Jamie loves to use his editing software to make his own Ween albums. He scoffs at fans who think artists' wishes regarding the selection for release and sequencing of their music are necessarily wiser than anyone else's. He says that while he'd be interested in buying Ween's own packages of their MP3 songs, the output and outtakes of Dylan and Springsteen (both of whom despise bootlegging) prove that songwriters don't necessarily know best. "We can't let artists decide which of their songs we can hear and when, because they make such bad decisions," Jamie says flatly. "That's why there's a 'skip' button your CD player--and don't you violate an artist's intentions when you use the 'random' function?"

As a fan-community member with a CD burner, Jamie forms a "branch" in the grassroots distribution scheme developed by Phish fans: the CD-R "tree." Every branch signs up for whatever number of copies he's willing to burn, and is assigned the addresses of that number of burnerless "leaves." Each leaf might (or might not--Jamie often distributes for free, eating the cost of blanks and postage "just to spread the word") compensate her branch for the blank and postage--or "b&p," in Phish-speak. (There's currently a tree for a recording of a concert by Ween side-project the Jimmy Wilson Group at http://www.continentalbooks/weentree/index.html.)

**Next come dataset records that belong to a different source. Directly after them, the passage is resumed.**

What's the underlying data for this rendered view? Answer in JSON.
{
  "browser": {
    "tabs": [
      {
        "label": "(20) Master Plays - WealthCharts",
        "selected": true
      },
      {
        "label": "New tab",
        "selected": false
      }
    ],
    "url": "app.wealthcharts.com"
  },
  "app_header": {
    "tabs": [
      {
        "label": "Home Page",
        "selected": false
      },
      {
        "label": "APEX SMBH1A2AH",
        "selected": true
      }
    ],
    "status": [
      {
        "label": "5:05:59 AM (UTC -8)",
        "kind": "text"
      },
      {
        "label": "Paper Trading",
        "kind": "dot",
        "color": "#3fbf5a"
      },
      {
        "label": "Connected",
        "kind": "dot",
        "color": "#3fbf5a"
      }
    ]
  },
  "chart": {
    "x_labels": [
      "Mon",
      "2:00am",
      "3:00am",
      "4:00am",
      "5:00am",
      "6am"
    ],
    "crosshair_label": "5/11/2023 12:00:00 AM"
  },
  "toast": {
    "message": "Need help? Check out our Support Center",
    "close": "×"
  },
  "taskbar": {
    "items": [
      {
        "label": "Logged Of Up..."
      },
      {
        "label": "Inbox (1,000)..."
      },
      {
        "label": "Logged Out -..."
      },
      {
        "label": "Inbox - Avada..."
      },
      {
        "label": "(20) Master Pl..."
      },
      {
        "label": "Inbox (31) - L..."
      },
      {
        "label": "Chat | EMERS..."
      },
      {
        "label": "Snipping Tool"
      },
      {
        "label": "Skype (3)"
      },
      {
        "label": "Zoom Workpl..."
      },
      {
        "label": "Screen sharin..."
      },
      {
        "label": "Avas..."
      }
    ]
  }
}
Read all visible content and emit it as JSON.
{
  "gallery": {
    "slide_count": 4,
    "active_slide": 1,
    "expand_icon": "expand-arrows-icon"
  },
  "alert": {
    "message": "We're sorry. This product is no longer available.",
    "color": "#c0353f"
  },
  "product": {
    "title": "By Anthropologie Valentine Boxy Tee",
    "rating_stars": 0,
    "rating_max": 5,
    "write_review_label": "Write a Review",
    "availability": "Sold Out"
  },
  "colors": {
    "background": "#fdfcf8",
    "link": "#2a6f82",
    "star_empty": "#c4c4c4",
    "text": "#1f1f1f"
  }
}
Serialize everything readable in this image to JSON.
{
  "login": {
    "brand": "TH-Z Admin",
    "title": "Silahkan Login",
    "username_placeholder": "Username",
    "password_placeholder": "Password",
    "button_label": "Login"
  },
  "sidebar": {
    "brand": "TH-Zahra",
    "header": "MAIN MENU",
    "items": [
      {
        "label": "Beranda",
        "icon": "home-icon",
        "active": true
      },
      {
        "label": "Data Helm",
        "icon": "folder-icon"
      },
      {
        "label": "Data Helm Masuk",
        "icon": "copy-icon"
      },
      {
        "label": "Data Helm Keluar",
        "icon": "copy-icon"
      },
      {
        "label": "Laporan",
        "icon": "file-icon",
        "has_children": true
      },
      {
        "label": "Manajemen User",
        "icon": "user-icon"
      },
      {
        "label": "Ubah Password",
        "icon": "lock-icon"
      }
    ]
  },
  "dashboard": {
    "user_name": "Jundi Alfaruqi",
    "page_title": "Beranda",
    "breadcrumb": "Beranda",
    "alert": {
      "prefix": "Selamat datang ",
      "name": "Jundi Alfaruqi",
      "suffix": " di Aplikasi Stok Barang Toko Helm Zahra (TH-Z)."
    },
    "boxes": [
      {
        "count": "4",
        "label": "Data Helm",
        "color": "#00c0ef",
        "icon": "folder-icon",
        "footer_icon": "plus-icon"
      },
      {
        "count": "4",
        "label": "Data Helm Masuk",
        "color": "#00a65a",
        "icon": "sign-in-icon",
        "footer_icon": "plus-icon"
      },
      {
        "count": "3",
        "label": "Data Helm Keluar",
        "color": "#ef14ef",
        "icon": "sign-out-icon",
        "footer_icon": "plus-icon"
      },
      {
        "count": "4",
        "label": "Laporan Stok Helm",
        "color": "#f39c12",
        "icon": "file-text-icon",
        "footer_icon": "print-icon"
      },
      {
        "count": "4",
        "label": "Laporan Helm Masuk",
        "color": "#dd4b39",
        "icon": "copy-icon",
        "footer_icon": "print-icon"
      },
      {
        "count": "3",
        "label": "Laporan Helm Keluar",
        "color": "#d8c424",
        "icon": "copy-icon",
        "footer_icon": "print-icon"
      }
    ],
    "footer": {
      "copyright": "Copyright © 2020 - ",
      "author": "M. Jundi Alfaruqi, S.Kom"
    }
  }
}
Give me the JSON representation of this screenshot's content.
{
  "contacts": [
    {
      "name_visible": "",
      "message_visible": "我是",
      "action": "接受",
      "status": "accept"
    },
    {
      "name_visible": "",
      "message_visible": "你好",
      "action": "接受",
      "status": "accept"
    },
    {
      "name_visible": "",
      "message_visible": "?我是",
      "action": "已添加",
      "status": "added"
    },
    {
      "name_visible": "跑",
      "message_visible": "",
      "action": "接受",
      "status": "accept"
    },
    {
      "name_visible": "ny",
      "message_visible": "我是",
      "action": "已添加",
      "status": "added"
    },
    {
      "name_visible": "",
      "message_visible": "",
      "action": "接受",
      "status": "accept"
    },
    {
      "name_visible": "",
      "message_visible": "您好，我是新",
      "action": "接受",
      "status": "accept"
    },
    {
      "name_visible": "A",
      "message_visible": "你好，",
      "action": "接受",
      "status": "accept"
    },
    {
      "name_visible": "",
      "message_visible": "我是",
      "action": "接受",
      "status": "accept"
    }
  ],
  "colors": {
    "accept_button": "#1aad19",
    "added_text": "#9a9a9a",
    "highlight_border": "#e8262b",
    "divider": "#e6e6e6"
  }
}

It's informally customary for fans receiving free Ween material to send the band some money. "Everybody takes pains not to violate the band's interests," Jamie says, pointing out that posting material from Ween's Elektra albums is frowned upon, while the unreleased songs would have, in another era, gone unheard. He sees Ween as straddling the old music culture and the next one. Jamie has no doubt that bands who don't make any profit from recordings, but instead give away studio gems like the Dead gave away concert tapes, are the wave of the future.

"We can't stay with a system that was conceived when there were only two printing presses in a city and it took time and money to get something out," he asserts. Just like the invisible pattern that makes "you" You and gives a song soul, Jamie assures me, art has too important a function for it to be pinned down or regulated. Talk to Jamie about starving artists, and he'll explain how patents on medicine feed our health-care crisis. "The idea behind these laws is that they serve some greater good, but if they ever did, they don't anymore," he says. Asked about the welfare of the band he's obsessed with, Jamie replies, "I want them to be financially successful. But I don't think they have a right to be.

"What motivates human activity, human progress, is people being interested," Jamie argues, "so why would we want to limit that?" Or, how can anyone decide they own something that, as more than the sum of its parts--and in cyberspace perhaps nothing but that mystical pattern of energy--must necessarily come from without as much as within? "I think artists should get a lot of credit for their work," Jamie concludes. "But they have to release it. Release it! They have to let the shit go!"